Andy Craig

Personal information
- Born: Andrew Craig 16 March 1976 (age 50) St. Helens, England
- Height: 1.86 m (6 ft 1 in)
- Weight: 91.5 kg (14 st 6 lb)

Playing information
- Position: Centre
Club
| Years | Team | Pld | T | G | FG | P |
| 1993–96 | Wigan | 25 |  |  |  | 12 |
|  | Swinton |  |  |  |  |  |
|  | Halifax |  |  |  |  |  |
|  | Total | 25 | 0 | 0 | 0 | 12 |
Representative
| Years | Team | Pld | T | G | FG | P |
| 1999 | Scotland | 2 |  |  |  | 0 |
- Rugby player

Rugby union career
- Position: inside centre
- Current team: retired

Senior career
- Years: Team / Apps / (Points)
- 2000-04: Orrell / 80 / (295)
- 2004-05: Glasgow
- 2005-06: Leeds Tykes / 3 / (0)
- Correct as of 11 July 2014

International career
- Years: Team / Apps / (Points)
- 2003-05: Scotland / 23 / (40)
- Correct as of 11 July 2014

= Andy Craig =

Former Scotland international dual-code rugby footballer

Andrew Craig (born 16 March 1976) is a Scottish former professional rugby footballer who played both rugby league and rugby union at international level.

==Rugby league==
Craig previously represented Scotland at rugby league, playing for Wigan, Halifax, Widnes, and Swinton.

==Rugby union==
He switched to rugby union joining Orrell in 2000, before moving to Glasgow in the summer of 2004. He then moved to Leeds Tykes for the 2005/2006 season. He played as an outside centre.

Craig earned his first cap for Scotland on Saturday, 15 June 2002 against Canada in Vancouver, in 26-23 defeat. Later that year, he became one of only 15 Scotland players to have scored a hat-trick after his three tries against Fiji.

Craig was an important member of the Scotland team for the 2003 Six Nations Championship. He played only a handful of games in the 2004 season. His luck changed again in 2005, when under the reign of the Matt Williams he was the starting outside centre.

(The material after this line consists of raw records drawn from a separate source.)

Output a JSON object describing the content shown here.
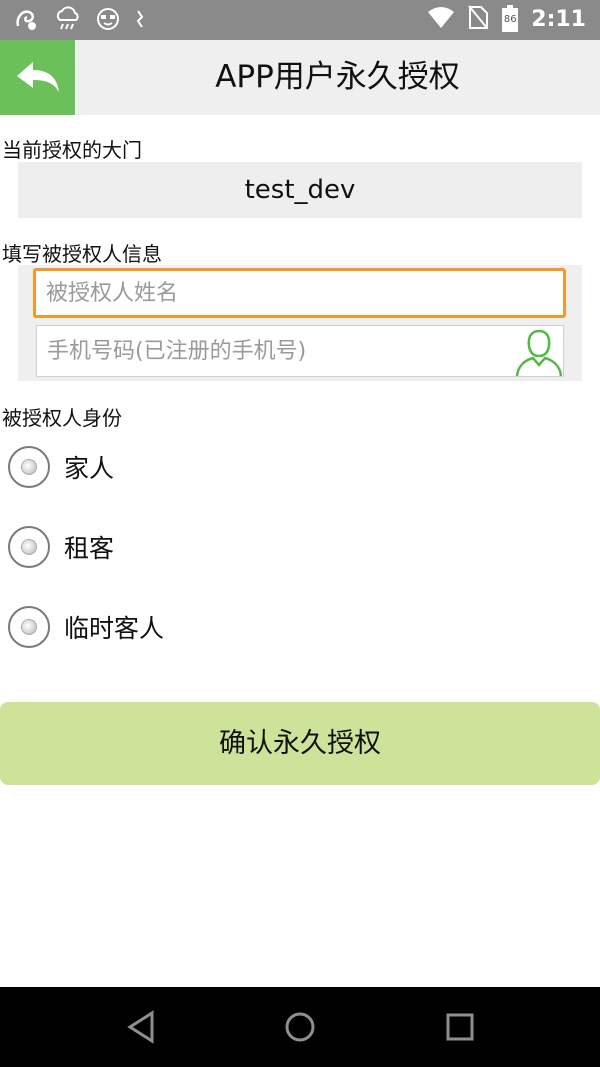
{
  "status_bar": {
    "time": "2:11",
    "battery_level": "86",
    "icons": [
      "uc-browser-icon",
      "cloud-rain-icon",
      "face-icon",
      "loading-icon",
      "wifi-icon",
      "no-sim-icon",
      "battery-icon"
    ]
  },
  "header": {
    "title": "APP用户永久授权",
    "back_icon": "back-arrow-icon"
  },
  "gate": {
    "label": "当前授权的大门",
    "value": "test_dev"
  },
  "grantee_info": {
    "label": "填写被授权人信息",
    "name_placeholder": "被授权人姓名",
    "phone_placeholder": "手机号码(已注册的手机号)",
    "contact_icon": "contact-person-icon"
  },
  "identity": {
    "label": "被授权人身份",
    "options": [
      "家人",
      "租客",
      "临时客人"
    ]
  },
  "confirm_button": "确认永久授权",
  "colors": {
    "accent_green": "#6cc05a",
    "focus_orange": "#f19a2b",
    "button_green": "#cde39a",
    "status_gray": "#8a8a8a"
  },
  "nav_bar": [
    "back-triangle-icon",
    "home-circle-icon",
    "recents-square-icon"
  ]
}
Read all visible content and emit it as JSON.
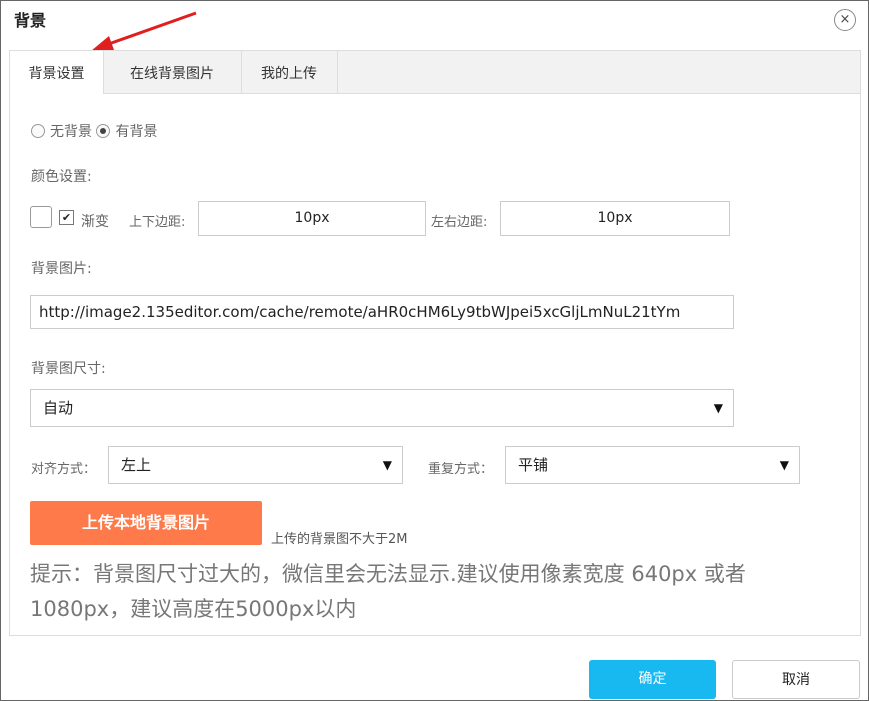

Although it was a disappointing season for Scotland (one win against Italy), Craig scored two tries, first against Wales, and then against England.

Craig suffered a setback after picking up an injury during the 2005/6 season for Glasgow. He returned to action for a few games after his injury and subsequently scored a try in one of his games. Craig, however, had not been considered by Frank Hadden for the Scotland team for the Autumn Internationals and the 2006 Six Nations Championship.

===2006 season===
Craig decided to move from full-time rugby to semi-professional rugby. Lured by the prospect of managing a plumbing career whilst playing rugby, Craig decided to join Sedgley Park.

==Retirement==

Craig now runs a full-time plumbing and heating contraction company based in Warrington.